Automatic Failovers

Automatic Host Failovers in Cloudmin

Cloudmin's automatic failover feature provides protection against host system failures, by moving virtual systems off a down host to a new host with shared storage. The running state (memory contents and network connections) of virtual systems will be lost in this case, but they will be re-started on the new host with minimal interruption.

For failovers to work, your host systems must share the storage location for virtual system disk images or filesystems. This can be done via NFS, Cluster LVM, iSCSI, or other network filesystem technologies. Cloudmin's failover feature does not yet include automatic replication of disk images between host systems, and cannot setup shared storage for you.

Currently automatic failovers are supported only for Xen, OpenVZ and KVM virtual systems.

Failover Groups

A failover group is a collection of host systems that support some virtualization type, and share storage used for virtual systems. Some or all systems running on those hosts will be failed over to another host in the group if one goes down, assuming that there is enough free RAM available. Groups can contain an explicit list of hosts, members of some location group, or hosts in a Cloudmin system group.

The steps to create a new failover group are :

  1. Login to Cloudmin as root, and go to Host Systems -> Host Failover Groups
  2. Click the Add a new failover group link
  3. Select a virtualization type from the Virtual system type menu.
  4. Enter a name for the group in the Group description field.
  5. If you want Cloudmin to automatically perform failovers, set the Failover group enabled? to automatic mode. Otherwise you can select manual mode to trigger failovers manually when you detect a host system has gone down.
  6. In the Host systems in failover group section, select the hosts that will be part of this group.
  7. To limit automatic failovers to only certain virtual systems, select them in the Virtual systems to failover section. You might want to do this for only important systems, or those on shared storage.
  8. Click the Create button.

Once a group has been created, it can be edited or deleted at any time by clicking on its description on the Host Failover Groups page.

Failover Notification

When automatic failovers are enabled, they will be triggered by Cloudmin's regular status collection process. When it detects that a virtual system's host is down, it will wait for the Host downtime timeout set on the failover group page, and then attempt to move the virtual system to a new host.

Upon success or failure, email will be sent to the master administrator and possibly the owner(s) of a virtual system. If the virtual system was running before its old host failure, it will be re-started on the new host after the failover completes.

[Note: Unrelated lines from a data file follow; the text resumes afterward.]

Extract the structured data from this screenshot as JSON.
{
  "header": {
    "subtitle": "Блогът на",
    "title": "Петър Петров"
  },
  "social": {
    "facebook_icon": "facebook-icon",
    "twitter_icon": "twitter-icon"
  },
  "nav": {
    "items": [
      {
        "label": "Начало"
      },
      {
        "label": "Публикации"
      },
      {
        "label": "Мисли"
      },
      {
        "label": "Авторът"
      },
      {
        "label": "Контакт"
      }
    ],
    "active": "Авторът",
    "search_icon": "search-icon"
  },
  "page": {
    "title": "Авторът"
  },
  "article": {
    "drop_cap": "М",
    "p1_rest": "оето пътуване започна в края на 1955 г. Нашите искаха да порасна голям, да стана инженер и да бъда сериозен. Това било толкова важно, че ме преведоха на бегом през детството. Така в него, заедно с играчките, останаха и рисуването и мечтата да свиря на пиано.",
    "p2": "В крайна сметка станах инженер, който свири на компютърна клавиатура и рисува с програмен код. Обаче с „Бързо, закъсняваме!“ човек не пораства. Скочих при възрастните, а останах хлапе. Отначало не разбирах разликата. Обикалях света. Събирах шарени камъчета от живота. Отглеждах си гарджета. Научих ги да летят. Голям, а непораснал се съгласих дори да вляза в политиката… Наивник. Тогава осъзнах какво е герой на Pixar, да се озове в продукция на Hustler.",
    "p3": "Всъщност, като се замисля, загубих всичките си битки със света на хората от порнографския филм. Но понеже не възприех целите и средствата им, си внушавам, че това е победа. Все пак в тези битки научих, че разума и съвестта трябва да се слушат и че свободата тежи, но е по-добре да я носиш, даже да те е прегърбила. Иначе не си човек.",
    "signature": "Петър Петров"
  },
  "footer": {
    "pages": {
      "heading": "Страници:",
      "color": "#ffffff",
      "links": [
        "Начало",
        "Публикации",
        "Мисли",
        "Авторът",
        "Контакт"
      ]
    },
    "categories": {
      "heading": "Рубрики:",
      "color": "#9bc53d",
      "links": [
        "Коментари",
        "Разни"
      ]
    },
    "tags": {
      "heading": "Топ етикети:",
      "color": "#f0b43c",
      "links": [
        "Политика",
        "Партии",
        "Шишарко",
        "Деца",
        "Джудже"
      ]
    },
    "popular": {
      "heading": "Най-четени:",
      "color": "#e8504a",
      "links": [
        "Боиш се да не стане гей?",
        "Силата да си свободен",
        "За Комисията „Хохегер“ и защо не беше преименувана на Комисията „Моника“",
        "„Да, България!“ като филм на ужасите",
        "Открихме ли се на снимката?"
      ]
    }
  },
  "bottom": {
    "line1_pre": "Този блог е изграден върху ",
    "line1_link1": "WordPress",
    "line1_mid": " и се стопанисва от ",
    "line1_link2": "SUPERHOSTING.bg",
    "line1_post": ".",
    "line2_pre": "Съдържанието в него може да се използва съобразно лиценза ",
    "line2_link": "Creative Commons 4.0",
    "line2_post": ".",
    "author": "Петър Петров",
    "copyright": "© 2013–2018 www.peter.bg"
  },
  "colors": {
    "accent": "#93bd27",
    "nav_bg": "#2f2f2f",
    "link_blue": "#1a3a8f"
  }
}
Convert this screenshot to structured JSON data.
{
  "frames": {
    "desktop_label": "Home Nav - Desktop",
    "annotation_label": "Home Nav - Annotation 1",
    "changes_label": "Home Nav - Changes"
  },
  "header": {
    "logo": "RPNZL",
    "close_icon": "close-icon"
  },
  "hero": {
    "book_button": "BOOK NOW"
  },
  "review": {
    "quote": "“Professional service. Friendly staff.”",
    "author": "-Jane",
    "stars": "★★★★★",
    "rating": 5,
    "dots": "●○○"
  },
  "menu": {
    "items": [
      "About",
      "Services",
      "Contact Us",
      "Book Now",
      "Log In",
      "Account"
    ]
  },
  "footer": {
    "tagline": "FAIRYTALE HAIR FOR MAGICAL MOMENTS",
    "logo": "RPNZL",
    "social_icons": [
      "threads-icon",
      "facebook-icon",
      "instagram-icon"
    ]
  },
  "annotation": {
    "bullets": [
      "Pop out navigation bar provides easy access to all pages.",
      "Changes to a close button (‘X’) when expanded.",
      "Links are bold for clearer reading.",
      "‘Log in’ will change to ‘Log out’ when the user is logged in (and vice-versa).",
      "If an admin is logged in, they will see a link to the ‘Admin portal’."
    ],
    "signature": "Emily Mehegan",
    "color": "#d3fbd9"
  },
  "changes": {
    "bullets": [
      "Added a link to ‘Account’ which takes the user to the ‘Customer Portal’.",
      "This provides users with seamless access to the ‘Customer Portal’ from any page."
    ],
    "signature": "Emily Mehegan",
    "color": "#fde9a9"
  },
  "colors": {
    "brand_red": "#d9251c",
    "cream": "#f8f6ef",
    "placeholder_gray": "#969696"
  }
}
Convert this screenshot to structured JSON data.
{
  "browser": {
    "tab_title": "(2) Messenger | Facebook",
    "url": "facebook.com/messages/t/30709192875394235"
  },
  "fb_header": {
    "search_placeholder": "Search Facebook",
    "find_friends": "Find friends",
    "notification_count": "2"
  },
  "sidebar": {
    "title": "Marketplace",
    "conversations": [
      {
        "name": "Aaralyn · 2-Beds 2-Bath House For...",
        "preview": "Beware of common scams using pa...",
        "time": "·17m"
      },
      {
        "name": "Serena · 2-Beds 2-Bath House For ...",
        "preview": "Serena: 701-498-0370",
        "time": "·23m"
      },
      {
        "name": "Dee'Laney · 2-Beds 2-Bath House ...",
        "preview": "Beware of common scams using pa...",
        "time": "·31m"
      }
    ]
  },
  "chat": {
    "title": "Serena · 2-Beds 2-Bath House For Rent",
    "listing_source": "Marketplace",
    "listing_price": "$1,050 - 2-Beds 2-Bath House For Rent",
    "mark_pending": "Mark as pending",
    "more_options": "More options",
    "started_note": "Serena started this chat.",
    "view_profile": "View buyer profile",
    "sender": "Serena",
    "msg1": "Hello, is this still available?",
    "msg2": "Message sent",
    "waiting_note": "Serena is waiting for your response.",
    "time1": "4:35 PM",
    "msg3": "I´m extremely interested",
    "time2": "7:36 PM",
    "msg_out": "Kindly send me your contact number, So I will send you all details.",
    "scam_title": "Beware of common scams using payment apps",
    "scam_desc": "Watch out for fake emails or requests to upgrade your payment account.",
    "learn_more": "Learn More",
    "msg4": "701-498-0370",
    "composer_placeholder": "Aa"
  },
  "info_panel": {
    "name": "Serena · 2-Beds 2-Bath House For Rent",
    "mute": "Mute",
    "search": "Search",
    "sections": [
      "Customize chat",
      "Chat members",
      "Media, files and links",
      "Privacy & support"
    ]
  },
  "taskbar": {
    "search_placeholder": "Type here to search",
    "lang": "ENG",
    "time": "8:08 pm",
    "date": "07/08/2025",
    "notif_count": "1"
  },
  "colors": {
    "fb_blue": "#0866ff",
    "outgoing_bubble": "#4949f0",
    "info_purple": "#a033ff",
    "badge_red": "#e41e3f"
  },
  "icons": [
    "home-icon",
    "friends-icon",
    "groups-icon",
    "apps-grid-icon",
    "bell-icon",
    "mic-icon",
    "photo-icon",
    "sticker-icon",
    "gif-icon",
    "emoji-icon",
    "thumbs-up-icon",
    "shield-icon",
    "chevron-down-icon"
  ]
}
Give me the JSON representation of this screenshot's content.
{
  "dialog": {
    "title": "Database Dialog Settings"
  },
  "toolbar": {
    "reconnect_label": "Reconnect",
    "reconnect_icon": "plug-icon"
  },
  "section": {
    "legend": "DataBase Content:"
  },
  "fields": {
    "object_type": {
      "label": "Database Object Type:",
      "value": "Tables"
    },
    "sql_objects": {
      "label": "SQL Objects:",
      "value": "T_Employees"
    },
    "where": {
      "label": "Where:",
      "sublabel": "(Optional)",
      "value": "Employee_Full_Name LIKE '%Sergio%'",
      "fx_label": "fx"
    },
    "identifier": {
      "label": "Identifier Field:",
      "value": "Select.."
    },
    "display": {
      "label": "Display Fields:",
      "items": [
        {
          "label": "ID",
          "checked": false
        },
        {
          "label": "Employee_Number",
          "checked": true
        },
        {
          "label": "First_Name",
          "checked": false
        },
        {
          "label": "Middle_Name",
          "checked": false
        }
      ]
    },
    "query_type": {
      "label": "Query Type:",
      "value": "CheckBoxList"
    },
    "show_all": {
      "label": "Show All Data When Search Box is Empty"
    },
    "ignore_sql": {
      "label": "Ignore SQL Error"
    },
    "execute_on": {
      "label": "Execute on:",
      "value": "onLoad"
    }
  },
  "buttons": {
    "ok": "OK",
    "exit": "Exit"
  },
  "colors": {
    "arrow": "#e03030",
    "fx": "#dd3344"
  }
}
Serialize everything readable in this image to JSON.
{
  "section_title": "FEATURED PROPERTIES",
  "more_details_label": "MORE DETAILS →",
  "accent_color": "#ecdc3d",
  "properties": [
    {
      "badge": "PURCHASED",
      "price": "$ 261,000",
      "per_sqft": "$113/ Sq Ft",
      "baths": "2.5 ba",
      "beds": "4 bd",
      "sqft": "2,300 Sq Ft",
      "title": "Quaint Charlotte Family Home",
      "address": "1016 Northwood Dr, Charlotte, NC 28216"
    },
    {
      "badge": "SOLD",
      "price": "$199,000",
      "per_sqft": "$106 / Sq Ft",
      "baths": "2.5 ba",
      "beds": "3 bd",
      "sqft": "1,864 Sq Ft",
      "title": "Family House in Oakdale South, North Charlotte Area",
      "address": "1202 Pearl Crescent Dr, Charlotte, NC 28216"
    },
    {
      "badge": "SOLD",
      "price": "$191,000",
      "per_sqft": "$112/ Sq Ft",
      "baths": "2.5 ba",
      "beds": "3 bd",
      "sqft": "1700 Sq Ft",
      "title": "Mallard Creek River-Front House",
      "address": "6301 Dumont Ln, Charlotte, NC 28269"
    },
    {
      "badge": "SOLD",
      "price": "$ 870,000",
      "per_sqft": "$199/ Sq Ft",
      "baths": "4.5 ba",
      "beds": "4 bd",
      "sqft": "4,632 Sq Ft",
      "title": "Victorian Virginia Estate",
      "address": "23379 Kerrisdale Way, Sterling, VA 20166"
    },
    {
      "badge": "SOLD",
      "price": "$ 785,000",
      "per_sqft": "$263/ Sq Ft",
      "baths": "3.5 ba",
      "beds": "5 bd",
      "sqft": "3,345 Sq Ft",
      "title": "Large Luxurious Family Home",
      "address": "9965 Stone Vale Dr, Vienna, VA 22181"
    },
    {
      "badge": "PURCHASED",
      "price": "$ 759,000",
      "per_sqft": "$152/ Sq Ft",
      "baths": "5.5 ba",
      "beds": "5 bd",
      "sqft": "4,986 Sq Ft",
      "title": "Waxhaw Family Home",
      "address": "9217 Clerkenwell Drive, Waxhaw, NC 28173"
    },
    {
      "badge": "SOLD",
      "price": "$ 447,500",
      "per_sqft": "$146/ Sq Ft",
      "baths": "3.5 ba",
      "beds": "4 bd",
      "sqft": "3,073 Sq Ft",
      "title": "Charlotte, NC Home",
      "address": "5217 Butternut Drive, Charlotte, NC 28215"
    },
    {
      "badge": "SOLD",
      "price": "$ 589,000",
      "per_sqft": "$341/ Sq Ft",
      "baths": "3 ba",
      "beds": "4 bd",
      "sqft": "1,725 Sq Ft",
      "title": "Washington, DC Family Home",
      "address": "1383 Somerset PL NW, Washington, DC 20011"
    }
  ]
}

The move can fail for several reasons :

  • No hosts in the failover group share the storage for this virtual system.
  • No hosts have enough free RAM
  • All other hosts in the group are down
  • Any error occurred copying configuration files to the new host

Triggering a Manual Failover

If you have set a failover group to manual mode, Cloudmin will not automatically move virtual systems off down hosts in the group. However, you can force a failover at System Operations -> Force Failover. On this page you can optionally select a specific new host system, and decide if the virtual system should be started up on the new host or not.

A manual failover can also be done using the failover-system API command.